Ya o değil de ben sanki Altın almışız gibi haykırmalar, sevinmelere çok gülüyorum…Her şeyimiz abartı. Sporcularımız tel tel dökülüyor, bunlar da tutunulacak dal voleybolda Çin’i yendik diye şampiyonmuşuz gibi yayın yapıyorlar…Hele tekvando bronzlarındaki konuk beni benden aldı…Yine çoğu turistik geziye gitmiş belli ki… Okçulukta madalyaları ellerinin tersiyle ittiler saçma sapan. Yüzmede daha elemelerde sonuncu oluyor Avrupa Gençler Şampiyonu.! Yazık…

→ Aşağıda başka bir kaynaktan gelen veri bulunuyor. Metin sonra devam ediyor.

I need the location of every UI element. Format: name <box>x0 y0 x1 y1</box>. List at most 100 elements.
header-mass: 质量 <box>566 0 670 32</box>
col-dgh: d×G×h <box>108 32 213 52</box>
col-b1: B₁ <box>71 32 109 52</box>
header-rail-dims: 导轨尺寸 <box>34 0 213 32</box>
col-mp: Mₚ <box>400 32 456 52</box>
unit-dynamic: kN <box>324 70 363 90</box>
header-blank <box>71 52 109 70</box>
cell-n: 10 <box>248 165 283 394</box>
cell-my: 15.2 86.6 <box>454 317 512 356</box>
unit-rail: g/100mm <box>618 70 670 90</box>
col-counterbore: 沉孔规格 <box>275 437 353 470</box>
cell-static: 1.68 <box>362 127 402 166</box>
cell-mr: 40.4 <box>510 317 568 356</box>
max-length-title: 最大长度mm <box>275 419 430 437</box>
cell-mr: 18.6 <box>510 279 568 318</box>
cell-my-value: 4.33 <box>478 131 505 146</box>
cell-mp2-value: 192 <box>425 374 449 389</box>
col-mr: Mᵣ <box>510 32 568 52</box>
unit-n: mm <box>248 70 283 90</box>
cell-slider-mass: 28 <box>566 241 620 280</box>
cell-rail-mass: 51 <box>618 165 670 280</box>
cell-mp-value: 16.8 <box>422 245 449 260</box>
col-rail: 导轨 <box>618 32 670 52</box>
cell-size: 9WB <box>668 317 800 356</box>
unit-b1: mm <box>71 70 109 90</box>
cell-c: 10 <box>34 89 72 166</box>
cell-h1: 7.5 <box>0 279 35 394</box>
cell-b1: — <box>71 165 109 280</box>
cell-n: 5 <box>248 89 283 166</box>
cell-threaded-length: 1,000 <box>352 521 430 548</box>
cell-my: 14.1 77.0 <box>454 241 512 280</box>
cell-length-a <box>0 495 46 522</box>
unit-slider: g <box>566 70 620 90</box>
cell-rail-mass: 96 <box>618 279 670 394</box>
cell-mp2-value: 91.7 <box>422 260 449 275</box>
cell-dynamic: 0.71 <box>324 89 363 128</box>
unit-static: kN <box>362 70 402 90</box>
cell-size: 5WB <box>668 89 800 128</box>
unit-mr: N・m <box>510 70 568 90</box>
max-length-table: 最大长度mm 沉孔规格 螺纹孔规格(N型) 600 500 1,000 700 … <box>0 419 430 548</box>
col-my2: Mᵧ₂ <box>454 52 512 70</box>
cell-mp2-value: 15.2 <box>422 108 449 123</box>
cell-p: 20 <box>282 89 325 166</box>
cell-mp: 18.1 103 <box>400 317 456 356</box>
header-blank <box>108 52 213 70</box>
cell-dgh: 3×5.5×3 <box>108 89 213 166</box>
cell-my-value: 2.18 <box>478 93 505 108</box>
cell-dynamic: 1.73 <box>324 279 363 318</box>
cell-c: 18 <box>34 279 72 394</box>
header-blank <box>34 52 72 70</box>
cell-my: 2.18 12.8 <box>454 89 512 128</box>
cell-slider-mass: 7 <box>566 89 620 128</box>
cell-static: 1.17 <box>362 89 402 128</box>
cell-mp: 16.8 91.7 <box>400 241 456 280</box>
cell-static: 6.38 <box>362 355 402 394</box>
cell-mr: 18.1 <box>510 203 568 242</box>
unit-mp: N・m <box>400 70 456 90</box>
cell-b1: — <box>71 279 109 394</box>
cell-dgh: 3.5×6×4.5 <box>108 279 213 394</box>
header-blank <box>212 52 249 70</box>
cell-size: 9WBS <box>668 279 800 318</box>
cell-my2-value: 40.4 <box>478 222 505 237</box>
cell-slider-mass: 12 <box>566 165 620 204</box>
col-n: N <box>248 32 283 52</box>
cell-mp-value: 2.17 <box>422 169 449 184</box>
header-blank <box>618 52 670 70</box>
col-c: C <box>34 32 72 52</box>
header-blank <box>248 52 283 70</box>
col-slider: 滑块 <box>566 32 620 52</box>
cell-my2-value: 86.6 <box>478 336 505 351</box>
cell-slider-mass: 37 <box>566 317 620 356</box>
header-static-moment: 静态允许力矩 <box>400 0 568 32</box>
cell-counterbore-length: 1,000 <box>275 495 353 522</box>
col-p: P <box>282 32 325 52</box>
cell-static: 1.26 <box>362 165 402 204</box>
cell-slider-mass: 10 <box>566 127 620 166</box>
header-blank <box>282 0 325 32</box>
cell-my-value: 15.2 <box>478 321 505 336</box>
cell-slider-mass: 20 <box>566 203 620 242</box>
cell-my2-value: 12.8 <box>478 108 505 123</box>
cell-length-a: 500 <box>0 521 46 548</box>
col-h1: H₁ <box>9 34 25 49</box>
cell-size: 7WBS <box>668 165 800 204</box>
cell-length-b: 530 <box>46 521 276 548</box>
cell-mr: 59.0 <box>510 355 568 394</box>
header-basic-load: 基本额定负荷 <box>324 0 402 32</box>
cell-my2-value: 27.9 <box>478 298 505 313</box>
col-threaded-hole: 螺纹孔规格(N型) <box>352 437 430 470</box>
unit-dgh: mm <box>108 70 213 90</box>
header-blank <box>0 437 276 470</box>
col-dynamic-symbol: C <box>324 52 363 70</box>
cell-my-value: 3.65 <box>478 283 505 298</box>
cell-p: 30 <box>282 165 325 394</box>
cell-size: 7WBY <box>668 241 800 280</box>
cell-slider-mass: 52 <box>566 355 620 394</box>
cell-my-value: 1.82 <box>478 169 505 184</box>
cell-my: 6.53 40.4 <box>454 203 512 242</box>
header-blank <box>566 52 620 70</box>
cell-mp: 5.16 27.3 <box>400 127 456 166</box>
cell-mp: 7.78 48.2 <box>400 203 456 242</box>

Jungle Cruise’u izledim, ilk Mummy filmini hatırlatıyor, onun kadar iyi değil tabii. Konusu klişe olan ama eğlenceli çerezlik filmlerden biri işte. (gerçi yılan sahneleri yüzünden bayağı bir sahneyi atlamak zorunda kaldım)
The Rock ve Emily Blunt uyumu da şaşırtıcı bir şekilde hiç sırıtmadı, Jesse Plemons da eğlenceli bir karakter ile gelmiş. Benim gibi büyük Emily Blunt hayranıysanız seversiniz zaten, kendisi her zamanki gibi parlıyor.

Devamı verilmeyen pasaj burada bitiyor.